Most fourth lines in the league log their minutes, get in some hits, supply energy, play good defense and leave the points to others. But Malone has four goals and an assist in the past eight games, and the line has combined for eight goals and 12 assists in the past 15 games.
"We know our role and how we need to play," McClement said. "We have different skill sets and read off each other pretty well. To be able to contribute (offensively) is an added bonus, for sure."
In the Canes' 5-4 victory Saturday over the San Jose Sharks that capped a 2-1-1 road trip, defenseman Andrej Sekera scored on a shot with Dwyer driving hard to the net. McClement had the primary assist and the line did some strong forechecking throughout the game.
"We've just been keeping it simple and try to play within the system," Malone said. "The more you do that the more comfortable you get, the more natural it is."
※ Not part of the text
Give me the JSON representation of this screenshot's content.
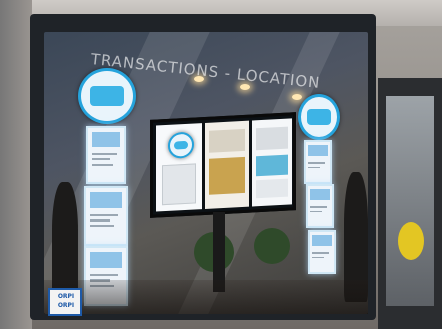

Malone, 25, signed a two-year, one-way contract with Carolina last July. General manager Ron Francis said he wanted to get more size and thump on the fourth line and said the 6-foot-2, 207-pound Malone would help do it.
Malone, who had 54 games of NHL experience in parts of three seasons with the Colorado Avalanche, played in the Canes' first 10 games. He then was a healthy scratch for 10 of the next 16 in November and early December.
"When you get healthy scratched or don't play, you've got to look and ask why not and learn from that," Malone said. "For me, having played just 50-some games, I'm still developing and it's still a maturing process."
Malone notched his first goal - and point - with the Canes on Jan. 2 against the Philadelphia Flyers, in his 28th game. He blistered a shot from the left wing, seemingly shocking goalie Steve Mason.
And now? Four goals in eight games?
"I got new sticks," Malone said, smiling. "Warrior sent me a new curve, new sticks. I said at first I don't know, then I scored and "
Malone already had proven he would drop the gloves and fight, if need be. He has gone head-to-head with the likes of Brandon Prust of the Montreal Canadiens and Gregory Campbell of the Boston Bruins.
Peters said recently he likes for a player to "show me" - don't just talk about more playing time, but prove he deserves it. Or in Malone's case, in the lineup.
"In my circumstance you could argue I'm a bubble guy," Malone said. "I'm very easy replaceable in the lineup with the skill we have.
"When you score goals that's great, but that's not something I'm going to do 35 or 40 times a year. Every night I've got to show I'm willing to do whatever it takes, whether it's fighting or hitting or blocking shots."